Represents one mirrored clipboard event.

Suggested fields:

  • id
  • created_at
  • workspace
  • source_app
  • content_type
  • language
  • content
  • size_bytes
  • token_estimate
  • is_redacted
  • tags

Future rich payload fields:

  • payload_kind
  • mime_type
  • blob_ref
  • content_hash
  • preview_ref
  • width
  • height
  • platform_format
  • capture_policy

Workspace

Represents a named context bucket for a task.

Suggested fields:

  • name
  • description
  • color
  • agent_access
  • sticky_capture
  • retention_days
  • created_at

AuditEvent

Represents a read/write/routing/policy action.

Suggested fields:

  • id
  • timestamp
  • actor_type
  • actor_id
  • event_type
  • target_blip_id
  • target_workspace
  • details_json

Interfaces

CLI

Human-facing commands, for example:

  • blip inbox
  • blip send auth-bug
  • blip use auth-bug
  • blip current
  • blip list auth-bug
  • blip bundle auth-bug

Agent-facing commands

Scoped reads only:

  • blip agent recent auth-bug
  • blip agent search "jwt"
  • blip agent bundle

Agent-facing commands require an explicit readable workspace.
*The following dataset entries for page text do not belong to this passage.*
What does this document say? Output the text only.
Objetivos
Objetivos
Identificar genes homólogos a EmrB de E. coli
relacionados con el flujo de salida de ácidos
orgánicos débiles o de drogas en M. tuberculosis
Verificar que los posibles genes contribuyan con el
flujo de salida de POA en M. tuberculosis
The default inbox workspace is a human triage queue and is not agent-readable by default; agent attempts to read it should fail with a clear policy denial.

Desktop UI

Visual management layer:

  • inbox queue
  • workspace list
  • active workspace indicator
  • timeline of blips
  • audit panel
  • settings and hotkeys

CI Expectations

Every PR targeting develop or main should run at minimum:

  • cargo fmt --check
  • cargo clippy --workspace --all-targets -- -D warnings
  • cargo test --workspace
  • cargo build --workspace

This is the Rust equivalent of formatting, linting, type-checking pressure, tests, and build verification on every change.